As long as you are putting words on a page, you will never stop growing. And I do believe that, for every writer out there. Wherever you start, whatever you do along the way, every word will lead to better ones, little by little.

Thanks for reading my series on editing! Have I missed any points you want to bring up? Do you have any lingering questions? Just want to share how your editing is going and have a little commiseration/celebration? Please comment below, I’d love to hear from you! Or give me a shout on Twitter.

Remember, there’s no one way to edit; if it works for you, keep doing it, and good luck.
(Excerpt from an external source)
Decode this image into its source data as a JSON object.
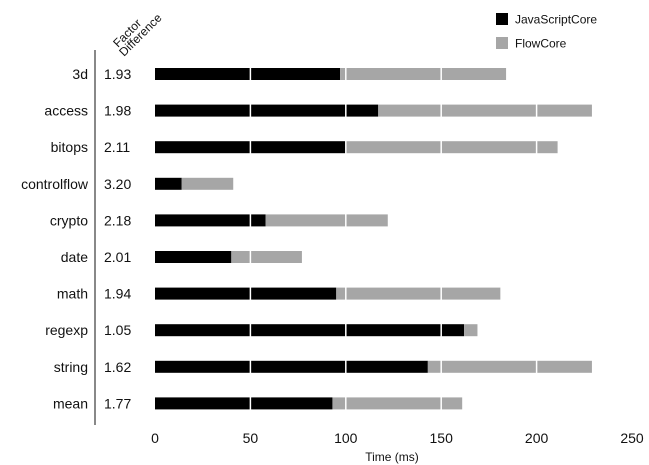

Week 1: The Heck Is Editing?
Week 2: Edit Or Die, Because
Week 3: Perfect Editing Is A Lie
Week 4: Edit Until You Can’t



7 thoughts on “Edit Until You Can’t

  1. Whoever invented the comma was sadistic and enjoyed laughing at everyone’s pain. I’m serious. The worst thing about commas is even if you understand them, you still doubt how to use them. Commas are just another reason the English language is confusing.

    This is great advice though. Sometimes you just have to stop and believe you’re at the end rather than drive yourself insane.

    Liked by 1 person

  2. Thanks for this helpful advice! I’ve never felt truly “done” with a manuscript; at some point I always seem to give up during the editing stage because I get too frustrated. But I’m hoping to start editing one of my manuscripts soon, and hopefully this time I’ll actually finish what I start. 🙂

    Liked by 1 person

    1. I hope I’ve helped you out! I really think editing is all about the stages, especially at first. As you wait for each edit and do more writing, things click into place. While keeping track of various side characters might take all your energy on pass one, by the time you hit two that’s no longer a problem and you can concentrate on other things.

      Good luck with your edit! I hope it goes smoothly.

      Liked by 1 person

  3. *bookmarks aggressively*
    Weirdly, I’ve never had a lot of problems with grammar. PLEASE NO COMMA HATE

    My relationship with editing though… I wrote a book, looked at it, and realized that it was horrible. So I pretty much completely rewrote it. Still rewriting it. Hopefully I’ll start editing mid-February.

    Liked by 1 person

    1. Grammar has never been trouble for me, but I swear I learned a different set of punctuation rules in elementary school than I did in high school, and who knows what was up in college.

      Don’t sweat the first book too much, they’re the learning experience we get to build from. Whether we like it or not. Good luck with your re-write, and I hope this helps your edit!